In Aunt Lizzie’s bathroom, Mom cleaned Kelly’s cut and bandaged it.
“Will I need stitches?” Kelly whimpered.
“I don’t think so.” Mom smoothed Kelly’s hair. “But you’d better stay inside and sit still for a while, so your thumb doesn’t start bleeding again.”
Angie and Tricia peeked through the bathroom doorway. “Kelly, we heard you got hurt,” Angie said.
Kelly nodded, holding up her thumb.
“Do you want to come play a board game with us?” Tricia asked.
Kelly smiled. “I’d like that.”
As the three girls made their way to Aunt Lizzie’s den, Angie and Tricia explained that Aunt Susan had made them take a nap after lunch. They hadn’t been hiding from Kelly after all!

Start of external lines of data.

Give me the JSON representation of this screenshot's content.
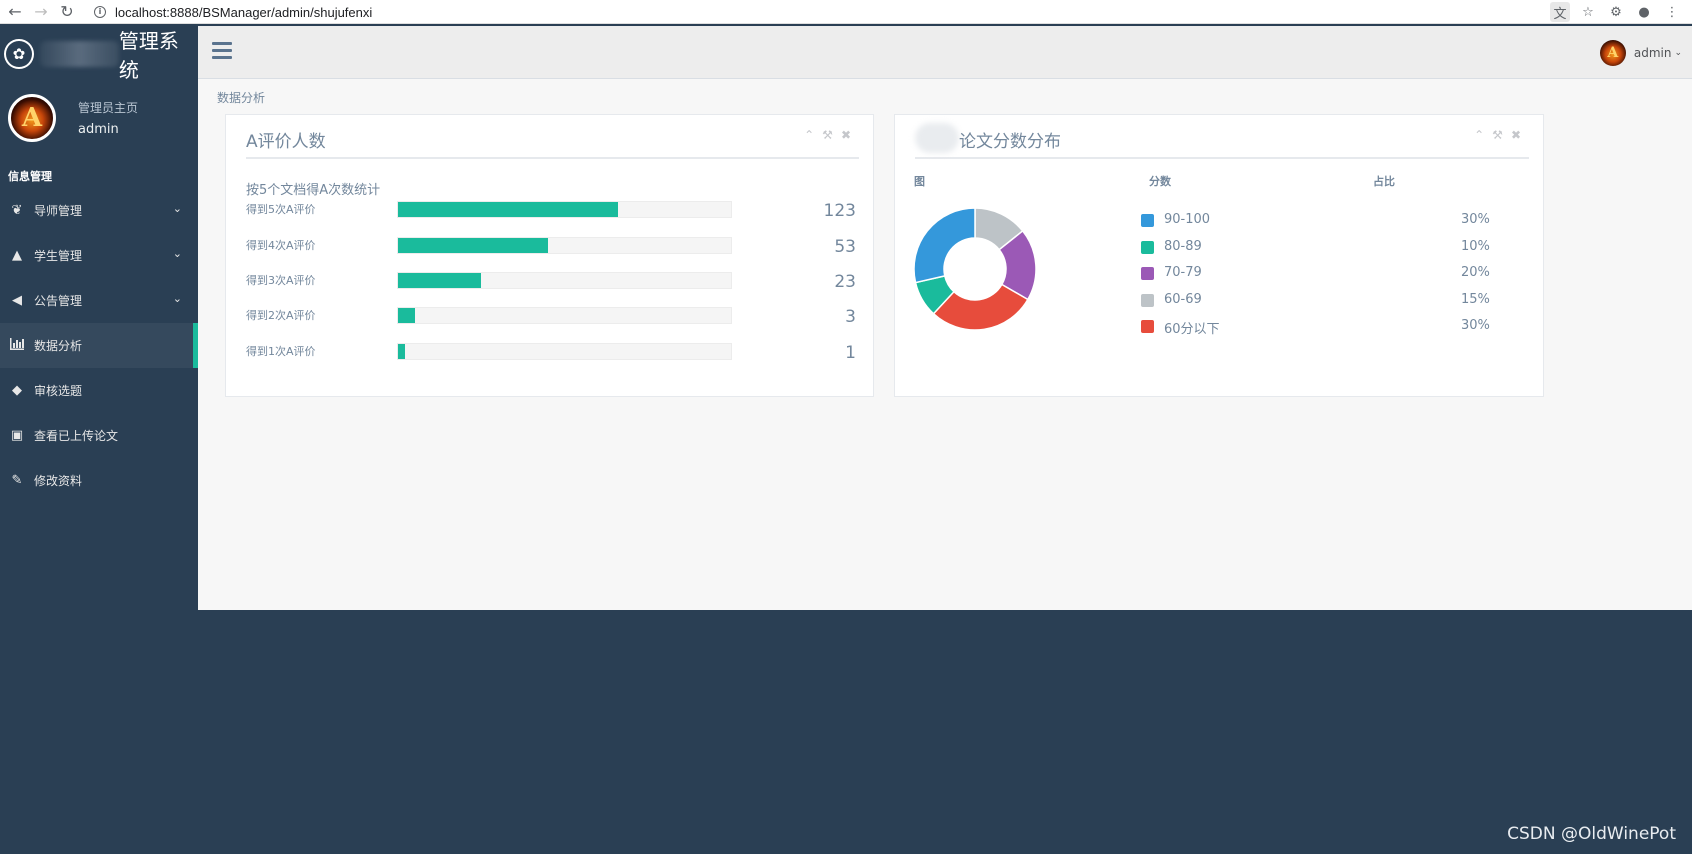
{
  "browser": {
    "url": "localhost:8888/BSManager/admin/shujufenxi"
  },
  "brand": {
    "title": "管理系统"
  },
  "profile": {
    "subtitle": "管理员主页",
    "name": "admin"
  },
  "sidebar": {
    "section": "信息管理",
    "items": [
      {
        "label": "导师管理",
        "icon": "leaf-icon",
        "has_submenu": true
      },
      {
        "label": "学生管理",
        "icon": "graduation-cap-icon",
        "has_submenu": true
      },
      {
        "label": "公告管理",
        "icon": "bullhorn-icon",
        "has_submenu": true
      },
      {
        "label": "数据分析",
        "icon": "bar-chart-icon",
        "active": true
      },
      {
        "label": "审核选题",
        "icon": "tags-icon"
      },
      {
        "label": "查看已上传论文",
        "icon": "folder-open-icon"
      },
      {
        "label": "修改资料",
        "icon": "edit-icon"
      }
    ]
  },
  "header": {
    "user_name": "admin"
  },
  "breadcrumb": "数据分析",
  "panel_a": {
    "title": "A评价人数",
    "subtitle": "按5个文档得A次数统计",
    "rows": [
      {
        "label": "得到5次A评价",
        "value": "123",
        "fill": 0.66
      },
      {
        "label": "得到4次A评价",
        "value": "53",
        "fill": 0.45
      },
      {
        "label": "得到3次A评价",
        "value": "23",
        "fill": 0.25
      },
      {
        "label": "得到2次A评价",
        "value": "3",
        "fill": 0.05
      },
      {
        "label": "得到1次A评价",
        "value": "1",
        "fill": 0.02
      }
    ]
  },
  "panel_b": {
    "title": "论文分数分布",
    "col_chart": "图",
    "col_score": "分数",
    "col_ratio": "占比"
  },
  "chart_data": {
    "type": "pie",
    "categories": [
      "90-100",
      "80-89",
      "70-79",
      "60-69",
      "60分以下"
    ],
    "values": [
      30,
      10,
      20,
      15,
      30
    ],
    "labels": [
      "30%",
      "10%",
      "20%",
      "15%",
      "30%"
    ],
    "colors": [
      "#3498db",
      "#1abb9c",
      "#9b59b6",
      "#bdc3c7",
      "#e74c3c"
    ],
    "draw_order": [
      "60-69",
      "70-79",
      "60分以下",
      "80-89",
      "90-100"
    ],
    "donut": true
  },
  "watermark": "CSDN @OldWinePot"
}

The girls pulled a game off the bookshelf and settled onto the floor.
“I’m sorry about your thumb,” Angie said. “I heard your mom say that you can’t play outside—that means no wading or horseback riding or anything!”
“It’s OK,” Kelly said. She remembered the promptings she had received before picking up the knife. She imagined the roaring river, deep enough to cover her head. Perhaps some good had come from cutting her thumb after all.
She would never know what could have happened at the bridge. But she knew that the Holy Ghost would protect her if she listened to His promptings. A warm feeling of gratitude filled her heart. Even though she had wanted to disobey, Heavenly Father had protected her this time so that she could learn to listen. She remembered her Primary teacher saying that when you ignore the Holy Ghost, He leaves. Kelly never wanted that to happen.
“Heavenly Father,” she prayed silently, “I will listen to the Holy Ghost—the first time—from now on.”
“After we were baptized, hands were laid upon our heads and we were given the gift of the Holy Ghost. When we consciously and sincerely renew our baptismal covenants as we partake of the sacrament, we renew our qualification for the promise ‘that [we] may always have his Spirit to be with [us]’ (D&C 20:77).
“We cannot overstate the importance of that promise. President Wilford Woodruff called the gift of the Holy Ghost the greatest gift we can receive in mortality (see The Discourses of Wilford Woodruff, ed. G. Homer Durham , 5).”
Elder Dallin H. Oaks of the Quorum of the Twelve Apostles, “Always Have His Spirit,” Ensign, Nov. 1996, 59.